クレチン症
概要
クレチン症は先天的または新生児期に発症する甲状腺機能低下症であり、甲状腺ホルモンの欠乏により成長障害や精神発達遅滞をきたす疾患である。早期発見と治療が重要で、スクリーニングによる早期診断が普及している。原因は甲状腺の形成異常やホルモン合成異常など多岐にわたる。
要点
- 甲状腺ホルモン欠乏により成長・知能発達障害を来す
- 新生児マススクリーニングで早期発見が可能
- 早期治療により予後が大きく改善する
病態・原因
主な原因は甲状腺の形成異常(無形成、低形成、異所性)や甲状腺ホルモン合成障害、まれにTSH受容体の異常などである。母体由来の抗甲状腺抗体やヨード摂取異常も関与することがある。甲状腺ホルモンの不足により全身の代謝が低下し、成長や中枢神経発達に重大な影響を及ぼす。
主症状・身体所見
出生直後は無症状のことが多いが、進行すると哺乳不良、便秘、低体温、皮膚乾燥、舌の突出、臍ヘルニア、筋緊張低下などがみられる。放置すると精神運動発達遅滞や低身長、難聴など不可逆的な障害が残る。
検査・診断
| 検査 | 所見 | 補足 |
|---|---|---|
| 新生児マススクリーニング | TSH高値、FT4低値 | 早期発見のため全例実施 |
| 血清甲状腺ホルモン測定 | TSH高値、FT4低値 | 診断確定に必須 |
| 甲状腺超音波 | 甲状腺の形態異常 | 無形成・低形成・異所性の評価 |
診断は新生児マススクリーニングでTSH高値が検出され、血清FT4低値を確認して確定する。

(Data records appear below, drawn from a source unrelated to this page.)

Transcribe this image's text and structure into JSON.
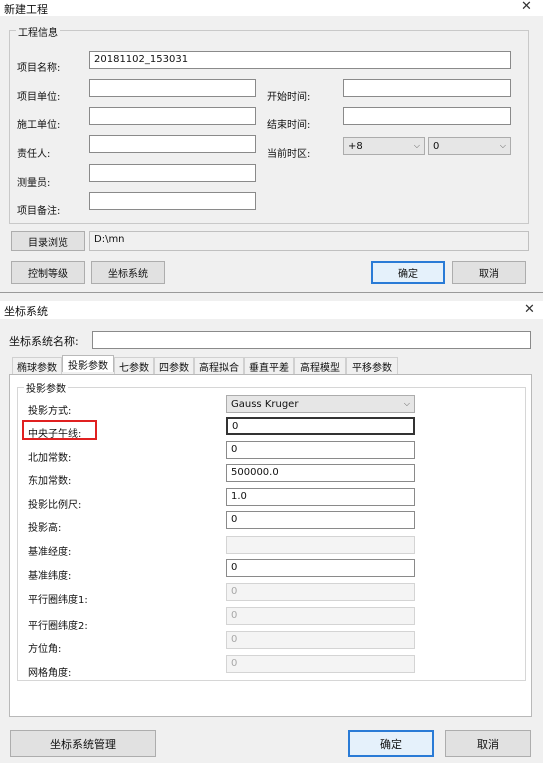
{
  "dialog1": {
    "title": "新建工程",
    "group_label": "工程信息",
    "project_name_label": "项目名称:",
    "project_name_value": "20181102_153031",
    "project_unit_label": "项目单位:",
    "construction_unit_label": "施工单位:",
    "responsible_label": "责任人:",
    "surveyor_label": "测量员:",
    "remark_label": "项目备注:",
    "start_time_label": "开始时间:",
    "end_time_label": "结束时间:",
    "timezone_label": "当前时区:",
    "timezone_value": "+8",
    "timezone_minutes": "0",
    "browse_button": "目录浏览",
    "browse_path": "D:\\mn",
    "control_level_button": "控制等级",
    "coord_system_button": "坐标系统",
    "ok_button": "确定",
    "cancel_button": "取消"
  },
  "dialog2": {
    "title": "坐标系统",
    "name_label": "坐标系统名称:",
    "name_value": "",
    "tabs": [
      "椭球参数",
      "投影参数",
      "七参数",
      "四参数",
      "高程拟合",
      "垂直平差",
      "高程模型",
      "平移参数"
    ],
    "active_tab": "投影参数",
    "group_label": "投影参数",
    "fields": {
      "projection_method_label": "投影方式:",
      "projection_method_value": "Gauss Kruger",
      "central_meridian_label": "中央子午线:",
      "central_meridian_value": "0",
      "false_northing_label": "北加常数:",
      "false_northing_value": "0",
      "false_easting_label": "东加常数:",
      "false_easting_value": "500000.0",
      "scale_label": "投影比例尺:",
      "scale_value": "1.0",
      "height_label": "投影高:",
      "height_value": "0",
      "base_longitude_label": "基准经度:",
      "base_longitude_value": "",
      "base_latitude_label": "基准纬度:",
      "base_latitude_value": "0",
      "parallel1_label": "平行圈纬度1:",
      "parallel1_value": "0",
      "parallel2_label": "平行圈纬度2:",
      "parallel2_value": "0",
      "azimuth_label": "方位角:",
      "azimuth_value": "0",
      "grid_angle_label": "网格角度:",
      "grid_angle_value": "0"
    },
    "manage_button": "坐标系统管理",
    "ok_button": "确定",
    "cancel_button": "取消"
  },
  "colors": {
    "highlight": "#e02020",
    "focus": "#2a7bd6"
  }
}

甲状腺超音波やシンチグラフィで形態異常や位置異常を評価する。早期診断が重要である。
治療
- 第一選択:レボチロキシン(甲状腺ホルモン)補充療法
- 補助療法:発達支援、栄養管理、定期フォローアップ
- 注意点:治療開始の遅れは不可逆的障害を残すため、早期治療を徹底
鑑別・比較
| 疾患 | 見分けるキーポイント | 検査差異 |
|---|---|---|
| 甲状腺機能低下症 | 成人発症、成長障害は目立たない | 症状発現年齢、知能障害の有無 |
| Down症候群 | 特徴的顔貌、染色体異常 | 染色体検査、TSH正常例も多い |
補足事項
日本では新生児マススクリーニングの普及により早期発見・治療が可能となり、重篤な後遺症は減少している。治療中は定期的なホルモン値のモニタリングが必要である。